Science Inquiry Series
Explore cutting edge science topics, their latest developments, and their relevance to society through speaker presentations followed by conversations between speaker and audience.
Sponsored by the Gallatin Valley Friends of the Sciences, and co-sponsored by the non-profit community service organization Hopa Mountain and the Museum of the Rockies, the talks for the 2021 winter/spring series will be presented virtually via the Zoom video conferencing platform on Wednesday evenings at 7 pm, followed by a brief question-and-answer period using the Zoom chat function.
The talks are free to the public.
To join the Zoom session on the evening of the talk, click the Zoom link below:
Meeting ID: 821 0939 0204
+1 346 248 7799 US
+1 669 900 6833 US
Note: If you have not used Zoom before, you will need to download the Zoom application.

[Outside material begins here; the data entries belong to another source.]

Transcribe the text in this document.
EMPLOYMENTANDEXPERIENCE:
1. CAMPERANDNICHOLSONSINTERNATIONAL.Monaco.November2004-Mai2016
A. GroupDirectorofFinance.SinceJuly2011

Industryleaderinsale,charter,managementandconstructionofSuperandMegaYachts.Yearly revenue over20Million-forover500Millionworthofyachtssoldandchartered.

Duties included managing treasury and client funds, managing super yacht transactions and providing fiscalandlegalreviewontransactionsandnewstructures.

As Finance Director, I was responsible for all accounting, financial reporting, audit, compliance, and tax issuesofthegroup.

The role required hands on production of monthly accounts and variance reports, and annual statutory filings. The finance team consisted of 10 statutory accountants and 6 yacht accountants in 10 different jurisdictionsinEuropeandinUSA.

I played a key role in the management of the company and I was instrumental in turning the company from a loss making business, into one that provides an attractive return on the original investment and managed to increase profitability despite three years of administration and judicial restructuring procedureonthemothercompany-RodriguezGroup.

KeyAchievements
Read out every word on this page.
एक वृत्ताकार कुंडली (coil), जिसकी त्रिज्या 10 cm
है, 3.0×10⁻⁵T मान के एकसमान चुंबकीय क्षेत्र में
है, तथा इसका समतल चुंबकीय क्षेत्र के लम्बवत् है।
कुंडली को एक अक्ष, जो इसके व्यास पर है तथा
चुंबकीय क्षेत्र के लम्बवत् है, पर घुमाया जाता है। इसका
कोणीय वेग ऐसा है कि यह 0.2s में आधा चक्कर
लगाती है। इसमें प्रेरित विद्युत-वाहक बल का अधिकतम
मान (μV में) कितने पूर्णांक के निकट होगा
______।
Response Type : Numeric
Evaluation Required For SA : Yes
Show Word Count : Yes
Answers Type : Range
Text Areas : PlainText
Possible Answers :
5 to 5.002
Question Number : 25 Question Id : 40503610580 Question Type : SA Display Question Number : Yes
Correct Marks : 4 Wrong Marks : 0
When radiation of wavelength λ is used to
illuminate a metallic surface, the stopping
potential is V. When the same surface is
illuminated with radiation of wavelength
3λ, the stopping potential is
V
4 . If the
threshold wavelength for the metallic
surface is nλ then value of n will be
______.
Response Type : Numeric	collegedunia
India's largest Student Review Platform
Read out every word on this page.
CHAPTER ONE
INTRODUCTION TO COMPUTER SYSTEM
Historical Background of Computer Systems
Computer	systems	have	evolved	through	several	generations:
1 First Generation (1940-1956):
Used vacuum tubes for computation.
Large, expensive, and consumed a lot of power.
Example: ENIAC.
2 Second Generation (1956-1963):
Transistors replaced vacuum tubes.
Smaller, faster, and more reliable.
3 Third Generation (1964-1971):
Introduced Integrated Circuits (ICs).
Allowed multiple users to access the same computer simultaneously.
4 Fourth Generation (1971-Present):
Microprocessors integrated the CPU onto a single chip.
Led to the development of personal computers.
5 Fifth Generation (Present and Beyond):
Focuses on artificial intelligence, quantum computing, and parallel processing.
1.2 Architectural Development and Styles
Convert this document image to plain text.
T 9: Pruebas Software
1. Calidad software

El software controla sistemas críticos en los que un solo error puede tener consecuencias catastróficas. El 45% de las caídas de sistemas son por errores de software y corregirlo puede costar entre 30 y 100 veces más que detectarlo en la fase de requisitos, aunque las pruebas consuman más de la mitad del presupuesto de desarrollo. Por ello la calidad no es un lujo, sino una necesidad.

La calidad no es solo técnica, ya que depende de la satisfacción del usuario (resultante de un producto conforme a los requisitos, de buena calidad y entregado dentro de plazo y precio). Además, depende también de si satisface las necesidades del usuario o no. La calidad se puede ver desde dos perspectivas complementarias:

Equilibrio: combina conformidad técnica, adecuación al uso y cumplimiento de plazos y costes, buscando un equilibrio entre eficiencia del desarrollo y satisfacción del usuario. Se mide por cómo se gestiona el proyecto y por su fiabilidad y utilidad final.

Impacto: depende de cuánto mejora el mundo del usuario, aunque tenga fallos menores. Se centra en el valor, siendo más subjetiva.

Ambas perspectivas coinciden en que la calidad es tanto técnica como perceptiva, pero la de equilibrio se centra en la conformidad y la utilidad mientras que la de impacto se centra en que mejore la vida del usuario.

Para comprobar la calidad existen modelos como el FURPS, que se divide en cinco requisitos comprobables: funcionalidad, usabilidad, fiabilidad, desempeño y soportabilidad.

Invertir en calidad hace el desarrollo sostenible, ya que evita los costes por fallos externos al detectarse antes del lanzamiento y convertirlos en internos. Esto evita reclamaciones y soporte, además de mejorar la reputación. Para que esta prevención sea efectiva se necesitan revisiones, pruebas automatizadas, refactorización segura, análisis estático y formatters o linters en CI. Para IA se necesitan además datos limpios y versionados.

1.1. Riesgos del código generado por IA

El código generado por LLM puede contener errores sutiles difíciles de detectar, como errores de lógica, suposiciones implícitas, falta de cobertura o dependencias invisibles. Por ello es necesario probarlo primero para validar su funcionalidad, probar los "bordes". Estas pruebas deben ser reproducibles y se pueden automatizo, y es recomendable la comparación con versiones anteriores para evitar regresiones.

If you cannot or do not wish to connect via your computer, you can connect using one of the telephone numbers above and enter the meeting ID and passcode to listen in.
2021 Winter/Spring Science Inquiry Series
Mar 10 – Fighting Doubt By Facilitating Trust Between Scientists and The Public
How can Society advance evidence-based, science-related public policy when a portion of the public doesn’t believe in our best science? Dr. Kristen Intemann, Professor of Philosophy at Montana State University, will examine the evidence for explaining this “belief gap” and will discuss potential solutions and strategies for bridging the gap between scientists and the public on important issues including climate change and vaccine safety.
Courtesy of Kristen Intemann
Apr 14 – Microbes, Carbon and Climate: Impacts of a Changing Cryosphere
What can the study of microbes living in cold temperature environments tell us about the physical limits of life? Dr. Christine Foreman, Associate Professor of Chemical and Biological Engineering at MSU, will discuss how her research with deep ice cores and current environments provides insights into bacterial processes in cold places, past and present, and how carbon moves through these living systems in the context of a changing climate.
Courtesy of Christine Foreman.
May 12 – The Origin of Supermassive Black Holes
What can we learn about the origin of supermassive black holes from studying small galaxies? Dr. Amy Reines, Assistant Professor of Physics at MSU, will discuss how observations of little “dwarf” galaxies using world-class telescopes are being used to reveal the birth and growth of black holes that can reach masses upwards of a billion times the Sun’s mass.